Making drinking water and sanitation affordable for all is also the title of a new publication that was launched at the Regional Workshop on Equitable Access to Water and Sanitation that took place in Geneva on 13-14 June. The workshop brought together representatives from national governments, water and sanitation service providers, civil society organisations, and international agencies active in the pan-European region, as well as speakers from Sanitation and Water for All (SWA) partnership, WaterAid, and the Water Integrity Network (WIN) that contributed their experience gained in other regions.

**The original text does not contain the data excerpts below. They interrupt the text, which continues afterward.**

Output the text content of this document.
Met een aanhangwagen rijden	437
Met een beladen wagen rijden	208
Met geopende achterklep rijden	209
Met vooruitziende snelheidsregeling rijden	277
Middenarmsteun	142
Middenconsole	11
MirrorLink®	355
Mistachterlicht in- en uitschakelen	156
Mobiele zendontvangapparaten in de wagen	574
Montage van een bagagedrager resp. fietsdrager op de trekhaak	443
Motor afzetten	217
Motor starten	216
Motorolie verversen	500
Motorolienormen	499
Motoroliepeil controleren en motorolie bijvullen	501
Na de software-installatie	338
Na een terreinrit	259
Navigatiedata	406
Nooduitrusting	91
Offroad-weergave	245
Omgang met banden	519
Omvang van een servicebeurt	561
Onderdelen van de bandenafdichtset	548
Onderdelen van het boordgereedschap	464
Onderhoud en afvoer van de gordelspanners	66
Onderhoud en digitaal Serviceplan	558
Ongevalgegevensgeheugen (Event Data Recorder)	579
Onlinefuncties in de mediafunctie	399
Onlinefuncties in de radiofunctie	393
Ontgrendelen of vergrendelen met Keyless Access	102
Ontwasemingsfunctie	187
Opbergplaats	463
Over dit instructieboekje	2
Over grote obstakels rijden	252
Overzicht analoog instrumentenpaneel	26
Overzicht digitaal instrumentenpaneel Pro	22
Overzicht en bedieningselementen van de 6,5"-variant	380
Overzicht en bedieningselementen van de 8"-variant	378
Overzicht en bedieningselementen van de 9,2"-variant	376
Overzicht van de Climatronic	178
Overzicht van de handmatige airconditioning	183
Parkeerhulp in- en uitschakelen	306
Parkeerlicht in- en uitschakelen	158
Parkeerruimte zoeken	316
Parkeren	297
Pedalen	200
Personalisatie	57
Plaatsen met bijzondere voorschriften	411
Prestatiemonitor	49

The publication unpacks the concept of affordability of water and sanitation services; identifies and analyses different policy options to address affordability concerns; and describes 12 good practices around the pan-European region. Workshop participants highlighted that addressing affordability concerns requires inter-institutional coordination and a strategic approach; that affordability is a social protection issue that is best addressed through general protection measures financed by public budgets; and that responses should be well-targeted based on robust analysis. As affordability is intimately linked to the cost of providing services and the model for financing those costs, it was also highlighted that the first line of defence should be well-thought service provision that does not lead to unnecessary high costs; that affordability is affected by integrity failures that can represent a cost 4-26% of new funds, and that water polluters should pay to compensate the costs of treating water.
The publication and the workshop are part of a programme on equitable access to water and sanitation that has been running for the last 12 years under the Protocol on Water and Health. This programme has developed guidance and tools and supported their application. It has also supported the creation of a community of practice around the Expert Group on Equitable Access to Water and Sanitation. One of the conclusions of the workshop was the need to update the equitable access scorecard, a tool first developed 10 years ago to support countries to assess progress on responding to inequities in access to water and sanitation, and that has already been applied in 12 countries.
The workshop provided an opportunity to reflect on the lessons learned from the impacts of COVID-19. Since water, sanitation and hygiene services represent the first line of defence against similar pandemics, interventions to promote equitable access to those services should be prioritised. Changes in water consumption patterns (from non-residential to residential consumption), sometimes combined with responses that reduced the tariffs for residential customers, have led to decreased revenues of service operators that responded with reductions of spending in operational and capital expenditures – these reductions in expenditures will be felt for the next decade, affecting plans for expanding services and increasing their quality. These conclusions, including the explicit treatment of hygiene-based responses (such as guidance on hygienic-sanitary measures, hygiene behaviour, availability of functional handwashing facilities, and the availability of hygiene products) will be included in an addendum to the scorecard that will be piloted in Albania and Montenegro.